Resim6

A.Babür ATİLA – Yenildik Ama Ezilmedik…

Futbol tarihimizin en utanç verici cümlesidir bu başlık. Milli takımımızın kaybettiği maçlarda gazete manşetle­rine dahi taşınan, köşe yazılarında yorumcular tarafından kaleme alınan; ezikliği, kavrukluğu ve ba­şarısızlığı aşağılık kompleksi ile soslayarak kendi kendine yaraları sarma refleksi göstermenin mot­tosudur bu tabir.

Tek kaygısı ezilmemek olan içsel ruh halinin, yediği darbe sonra­sındaki cılız çığlığıdır. Ve bu çığlığı atmaya başladığınız anda ortaya çıkan ses ancak yitirilmişliği, kor­kuyu, çaresizliği ve güçsüzlüğü vurgulayan kakofonidir.

Bu kısık sesin, boğazda düğüm­lenen tükürük ile karışması sonu­cunda çıkan o “ama biz her şeyi doğru yaptık; bazı yanlışlarımız da olabilir ama vallahi de billahi de bi sonraki maçı alacağız” türü suya tirit cümle kalıpları sadece zavallılıktır.
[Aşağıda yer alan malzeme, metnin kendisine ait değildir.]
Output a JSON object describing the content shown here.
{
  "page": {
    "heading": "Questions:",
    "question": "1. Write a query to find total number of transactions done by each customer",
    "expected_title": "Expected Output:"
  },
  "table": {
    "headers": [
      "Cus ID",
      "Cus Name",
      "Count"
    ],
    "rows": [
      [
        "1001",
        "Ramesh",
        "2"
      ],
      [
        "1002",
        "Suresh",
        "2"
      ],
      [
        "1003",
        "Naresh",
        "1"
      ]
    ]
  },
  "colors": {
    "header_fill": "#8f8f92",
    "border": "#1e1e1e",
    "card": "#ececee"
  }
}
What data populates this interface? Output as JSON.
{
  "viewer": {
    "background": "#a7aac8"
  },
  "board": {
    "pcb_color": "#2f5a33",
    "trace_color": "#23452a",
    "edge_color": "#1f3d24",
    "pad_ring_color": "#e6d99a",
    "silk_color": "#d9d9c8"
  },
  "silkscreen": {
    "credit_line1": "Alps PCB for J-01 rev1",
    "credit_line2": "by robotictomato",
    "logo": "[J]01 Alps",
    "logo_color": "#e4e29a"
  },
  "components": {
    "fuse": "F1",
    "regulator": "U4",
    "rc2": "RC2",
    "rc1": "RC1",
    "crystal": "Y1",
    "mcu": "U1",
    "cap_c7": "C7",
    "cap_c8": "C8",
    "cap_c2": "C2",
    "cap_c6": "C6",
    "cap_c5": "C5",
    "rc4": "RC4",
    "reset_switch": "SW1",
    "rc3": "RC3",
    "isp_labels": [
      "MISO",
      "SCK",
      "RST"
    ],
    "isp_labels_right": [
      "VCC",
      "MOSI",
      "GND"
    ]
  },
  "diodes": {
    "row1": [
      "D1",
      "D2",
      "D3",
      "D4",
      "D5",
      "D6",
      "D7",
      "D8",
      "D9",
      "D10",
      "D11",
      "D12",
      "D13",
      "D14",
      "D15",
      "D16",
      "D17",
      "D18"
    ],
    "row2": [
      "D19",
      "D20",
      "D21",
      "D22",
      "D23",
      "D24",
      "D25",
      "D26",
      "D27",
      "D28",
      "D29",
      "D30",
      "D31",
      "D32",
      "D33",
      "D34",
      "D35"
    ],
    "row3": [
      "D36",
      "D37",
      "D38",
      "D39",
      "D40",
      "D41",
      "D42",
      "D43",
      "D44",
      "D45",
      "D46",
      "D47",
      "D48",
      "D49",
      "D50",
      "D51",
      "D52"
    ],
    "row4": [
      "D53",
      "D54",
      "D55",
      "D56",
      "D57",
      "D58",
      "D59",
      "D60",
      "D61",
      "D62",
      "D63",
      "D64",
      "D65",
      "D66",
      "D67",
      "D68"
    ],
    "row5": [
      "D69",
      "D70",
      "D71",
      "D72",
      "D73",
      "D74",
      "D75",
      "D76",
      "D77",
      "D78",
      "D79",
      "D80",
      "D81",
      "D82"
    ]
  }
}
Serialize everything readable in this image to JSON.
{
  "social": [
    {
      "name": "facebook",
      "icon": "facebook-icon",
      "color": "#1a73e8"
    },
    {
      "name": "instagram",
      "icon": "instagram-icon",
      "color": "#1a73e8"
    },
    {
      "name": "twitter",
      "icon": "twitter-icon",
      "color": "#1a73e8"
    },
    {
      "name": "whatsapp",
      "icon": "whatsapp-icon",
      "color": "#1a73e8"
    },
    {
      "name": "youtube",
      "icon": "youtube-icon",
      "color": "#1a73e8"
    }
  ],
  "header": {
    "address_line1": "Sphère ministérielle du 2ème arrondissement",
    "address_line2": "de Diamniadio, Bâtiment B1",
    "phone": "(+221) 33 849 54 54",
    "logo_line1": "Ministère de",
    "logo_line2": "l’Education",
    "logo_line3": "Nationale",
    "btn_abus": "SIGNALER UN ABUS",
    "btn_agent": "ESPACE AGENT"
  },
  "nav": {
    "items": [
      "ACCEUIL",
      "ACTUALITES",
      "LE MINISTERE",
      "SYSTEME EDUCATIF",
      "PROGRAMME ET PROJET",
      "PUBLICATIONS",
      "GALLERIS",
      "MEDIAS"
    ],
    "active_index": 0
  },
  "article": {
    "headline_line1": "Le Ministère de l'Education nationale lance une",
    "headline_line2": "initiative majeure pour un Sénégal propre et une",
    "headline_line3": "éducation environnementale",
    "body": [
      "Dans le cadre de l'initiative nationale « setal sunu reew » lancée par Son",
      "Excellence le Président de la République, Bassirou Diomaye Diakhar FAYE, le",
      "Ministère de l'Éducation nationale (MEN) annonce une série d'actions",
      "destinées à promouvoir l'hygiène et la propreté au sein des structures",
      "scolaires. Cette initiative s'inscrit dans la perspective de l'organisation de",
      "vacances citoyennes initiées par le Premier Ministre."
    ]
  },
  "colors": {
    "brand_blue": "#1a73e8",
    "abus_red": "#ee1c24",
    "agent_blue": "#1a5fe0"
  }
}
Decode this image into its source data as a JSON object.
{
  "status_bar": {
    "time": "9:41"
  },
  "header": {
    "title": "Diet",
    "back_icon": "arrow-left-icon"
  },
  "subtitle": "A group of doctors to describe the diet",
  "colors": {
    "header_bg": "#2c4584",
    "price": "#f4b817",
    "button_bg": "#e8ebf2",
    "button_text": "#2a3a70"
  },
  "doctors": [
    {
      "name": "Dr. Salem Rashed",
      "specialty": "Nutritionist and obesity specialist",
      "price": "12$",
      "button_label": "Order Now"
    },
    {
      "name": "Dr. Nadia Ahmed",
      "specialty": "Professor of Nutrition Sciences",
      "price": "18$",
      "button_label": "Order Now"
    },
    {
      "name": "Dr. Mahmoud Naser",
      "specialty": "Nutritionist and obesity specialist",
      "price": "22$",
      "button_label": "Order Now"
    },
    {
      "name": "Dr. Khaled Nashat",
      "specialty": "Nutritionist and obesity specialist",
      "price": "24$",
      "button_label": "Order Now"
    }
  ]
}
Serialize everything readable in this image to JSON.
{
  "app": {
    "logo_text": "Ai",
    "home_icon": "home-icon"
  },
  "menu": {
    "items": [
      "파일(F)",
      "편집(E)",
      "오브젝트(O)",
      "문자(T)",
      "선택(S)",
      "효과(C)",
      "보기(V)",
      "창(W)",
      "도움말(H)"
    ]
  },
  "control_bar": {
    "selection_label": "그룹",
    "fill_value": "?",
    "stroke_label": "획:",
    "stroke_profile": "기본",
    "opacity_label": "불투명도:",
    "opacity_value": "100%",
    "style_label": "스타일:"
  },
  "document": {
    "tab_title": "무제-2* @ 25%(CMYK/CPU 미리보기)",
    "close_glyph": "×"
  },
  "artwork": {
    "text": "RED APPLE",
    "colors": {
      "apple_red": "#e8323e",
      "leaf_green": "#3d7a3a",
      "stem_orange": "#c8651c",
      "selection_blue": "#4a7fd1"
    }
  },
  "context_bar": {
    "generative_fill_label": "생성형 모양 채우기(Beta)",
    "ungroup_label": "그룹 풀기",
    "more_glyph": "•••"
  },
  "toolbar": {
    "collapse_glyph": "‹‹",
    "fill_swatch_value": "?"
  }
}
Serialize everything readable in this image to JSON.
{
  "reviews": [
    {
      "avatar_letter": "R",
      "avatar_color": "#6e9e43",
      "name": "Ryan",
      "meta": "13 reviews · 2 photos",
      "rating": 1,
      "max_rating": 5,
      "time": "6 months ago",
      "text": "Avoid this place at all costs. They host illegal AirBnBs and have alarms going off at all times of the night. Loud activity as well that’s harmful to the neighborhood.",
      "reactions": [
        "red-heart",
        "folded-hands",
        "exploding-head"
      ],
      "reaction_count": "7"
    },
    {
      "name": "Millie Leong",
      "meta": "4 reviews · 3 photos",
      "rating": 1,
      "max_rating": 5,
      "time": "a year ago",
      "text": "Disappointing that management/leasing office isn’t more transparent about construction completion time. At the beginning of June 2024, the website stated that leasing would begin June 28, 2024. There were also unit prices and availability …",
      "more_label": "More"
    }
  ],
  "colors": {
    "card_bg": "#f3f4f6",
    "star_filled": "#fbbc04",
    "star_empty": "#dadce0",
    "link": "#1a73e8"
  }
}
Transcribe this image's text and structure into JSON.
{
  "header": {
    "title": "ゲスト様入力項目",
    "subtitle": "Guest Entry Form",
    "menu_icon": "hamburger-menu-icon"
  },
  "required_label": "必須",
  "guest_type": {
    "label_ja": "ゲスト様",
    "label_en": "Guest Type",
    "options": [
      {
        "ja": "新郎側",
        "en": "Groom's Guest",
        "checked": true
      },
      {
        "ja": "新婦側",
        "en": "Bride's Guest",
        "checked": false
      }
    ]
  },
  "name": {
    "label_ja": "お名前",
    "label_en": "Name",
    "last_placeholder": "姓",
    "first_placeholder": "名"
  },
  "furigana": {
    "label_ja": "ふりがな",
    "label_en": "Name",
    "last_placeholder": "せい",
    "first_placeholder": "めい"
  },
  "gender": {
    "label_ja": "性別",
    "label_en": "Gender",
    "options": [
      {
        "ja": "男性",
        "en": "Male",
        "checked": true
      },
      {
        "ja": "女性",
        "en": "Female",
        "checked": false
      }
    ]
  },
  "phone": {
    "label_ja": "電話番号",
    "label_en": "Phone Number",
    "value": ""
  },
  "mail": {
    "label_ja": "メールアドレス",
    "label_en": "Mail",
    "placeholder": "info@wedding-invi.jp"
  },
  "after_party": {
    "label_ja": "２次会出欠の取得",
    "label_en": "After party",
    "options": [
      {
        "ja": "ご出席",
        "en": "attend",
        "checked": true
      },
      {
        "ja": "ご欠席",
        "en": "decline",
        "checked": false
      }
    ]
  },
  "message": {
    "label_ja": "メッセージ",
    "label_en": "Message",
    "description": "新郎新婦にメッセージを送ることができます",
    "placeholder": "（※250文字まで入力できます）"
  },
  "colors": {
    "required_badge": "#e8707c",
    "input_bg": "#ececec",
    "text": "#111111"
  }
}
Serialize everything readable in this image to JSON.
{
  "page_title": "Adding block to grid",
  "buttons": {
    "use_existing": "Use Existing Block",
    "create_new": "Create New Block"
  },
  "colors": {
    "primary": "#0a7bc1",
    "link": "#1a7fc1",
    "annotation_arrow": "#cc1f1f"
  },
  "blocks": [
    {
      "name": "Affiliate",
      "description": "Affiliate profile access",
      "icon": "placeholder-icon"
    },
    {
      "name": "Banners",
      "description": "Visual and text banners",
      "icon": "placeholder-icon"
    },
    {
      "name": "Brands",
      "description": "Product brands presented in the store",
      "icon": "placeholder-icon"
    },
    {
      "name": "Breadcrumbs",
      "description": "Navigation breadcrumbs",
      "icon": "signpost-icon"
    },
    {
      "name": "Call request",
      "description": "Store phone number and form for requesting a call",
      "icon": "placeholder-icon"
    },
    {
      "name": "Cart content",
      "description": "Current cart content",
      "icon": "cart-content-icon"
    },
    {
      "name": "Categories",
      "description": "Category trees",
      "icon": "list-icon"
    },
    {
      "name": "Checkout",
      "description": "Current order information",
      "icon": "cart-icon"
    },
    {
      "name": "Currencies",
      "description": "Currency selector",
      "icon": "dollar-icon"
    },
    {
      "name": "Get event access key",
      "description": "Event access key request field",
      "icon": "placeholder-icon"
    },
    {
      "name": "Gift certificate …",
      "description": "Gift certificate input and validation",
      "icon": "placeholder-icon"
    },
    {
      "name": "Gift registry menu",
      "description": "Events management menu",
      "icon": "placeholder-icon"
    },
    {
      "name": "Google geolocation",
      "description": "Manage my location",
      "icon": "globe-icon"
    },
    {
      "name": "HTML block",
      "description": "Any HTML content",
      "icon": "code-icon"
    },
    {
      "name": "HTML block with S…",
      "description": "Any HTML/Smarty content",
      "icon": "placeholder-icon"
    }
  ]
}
Yapısal sorunlarla yüzleşmeyen, onları çözmek için paydaşlarıyla is­tişareye girişmeyen, katılım kanal­larını açmaktansa aynı zavallılığı yüceltenlerin etkinliğini önleme­nin bir yolu olmalı…

Sadede gelelim.

12 Mart 1971 askeri muhtırasın­dan itibaren yemyeşil güzelliklerle dolu ormana palaları, tırpanları ile dalarak kardeşçe, dayanışma ve özgürlük içerisinde yaşama bece­risini geliştirmeye çalışan Türkiye vatandaşlarına her türlü vahşeti uygulayan Türk-İslam sentezi kö­kenli ırkçı, faşist, dinci yönetim an­layışının “artık başardık, zirveye u­laştık” çığlığını atmasından önceki  son dönemeciydi 14 Mayıs 2023 seçimleri.

Hikayenin başı

Bu kahrolası cehennem çığlığı atıl­masın diye, ülkemizin demokrasi düzleminde bir araya gelmeyi içine sindirmiş veya sindirmeye mecbur kalmış kadroları -metodu doğru­dur, yanlıştır o ayrı- “Güçlendirilmiş Parlamenter Sistem” adı altında büyük bir projeyi hayata geçirmek için bir araya geldiler.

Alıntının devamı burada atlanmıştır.